Il 38° parallelo, invece, rimane. I due governi coreani da anni stanno cercando di trovare una breccia nelle rispettive posizioni attraverso la quale possa instaurarsi un dialogo costruttivo su cui porre le basi per l’unità della penisola. I risultati, sino ad oggi, non sono stati molto incoraggianti, anche perché l’incontro più significativo, quello tra i due presidenti Kim Il Sung e Kim Yong Sam, che avrebbe potuto imprimere una svolta decisiva al dialogo di riavvicinamento, è stato annullato per l’improvvisa morte di Kim Il Sung nel 1994.
Da allora l’unico importante accordo raggiunto dalle diplomazie è stato quello inerente alla centrale nucleare di Yonbong, accordo che ha dato un po’ di fiato all’economia nordcoreana, stremata dal dissolvimento del COMECON e dalle alluvioni degli ultimi anni.

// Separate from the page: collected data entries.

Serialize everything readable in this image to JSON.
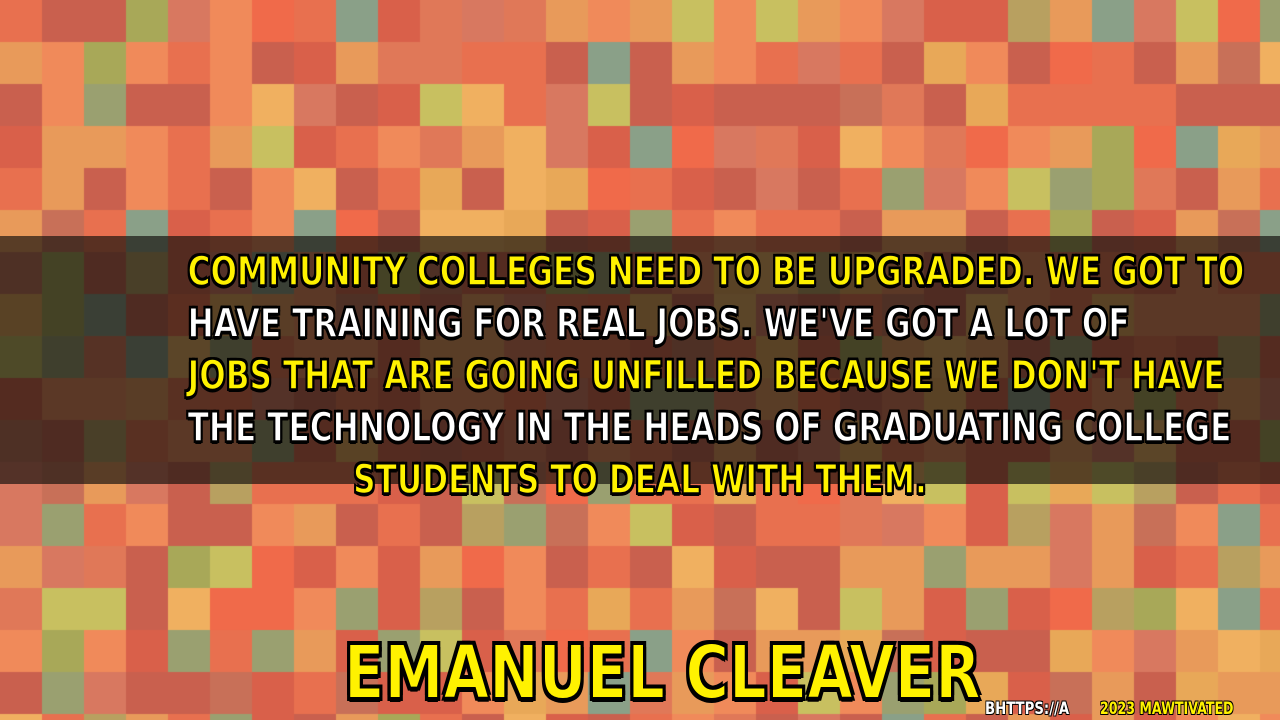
{
  "background": {
    "description_free": true,
    "palette": [
      "#e8704f",
      "#f08a5a",
      "#d9604a",
      "#c9604e",
      "#e89a5a",
      "#b8a060",
      "#9aa070",
      "#8aa088",
      "#c8c060",
      "#e8a858",
      "#d87860",
      "#f06a4a",
      "#a8a858",
      "#c87058",
      "#e07858",
      "#f0b060"
    ]
  },
  "quote": {
    "lines": [
      {
        "text": "COMMUNITY COLLEGES NEED TO BE UPGRADED. WE GOT TO",
        "color": "#fff200"
      },
      {
        "text": "HAVE TRAINING FOR REAL JOBS. WE'VE GOT A LOT OF",
        "color": "#ffffff"
      },
      {
        "text": "JOBS THAT ARE GOING UNFILLED BECAUSE WE DON'T HAVE",
        "color": "#fff200"
      },
      {
        "text": "THE TECHNOLOGY IN THE HEADS OF GRADUATING COLLEGE",
        "color": "#ffffff"
      },
      {
        "text": "STUDENTS TO DEAL WITH THEM.",
        "color": "#fff200"
      }
    ]
  },
  "author": {
    "name": "EMANUEL CLEAVER",
    "color": "#fff200"
  },
  "footer": {
    "url": "BHTTPS://A",
    "copyright": "2023 MAWTIVATED"
  }
}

Ma il 38° parallelo non ha diviso solo una nazione; come tutte le linee tracciate a tavolino, non ha tenuto conto dei drammi umani che generava separando famiglie che, nel continente asiatico non abbracciano solo i parenti più stretti, bensì un’intero albero generazionale. E in un Paese dove culto dei morti e tradizione confuciana si intersecano in ogni aspetto della vita quotidiana, impedire il perpetuarsi di queste pratiche è una delle punizioni più severe che un uomo di quella regione possa subire.
La striscia di cemento e, ancor più, il muro che impedisce la libera circolazione tra le due nazioni, costituiscono la testimonianza visiva del supplizio che sta vivendo il popolo coreano. Solo quando Panmunjon costituirà una mera attrattiva turistica del passato, i coreani potranno affermare di aver conquistato la loro piena indipendenza e libertà.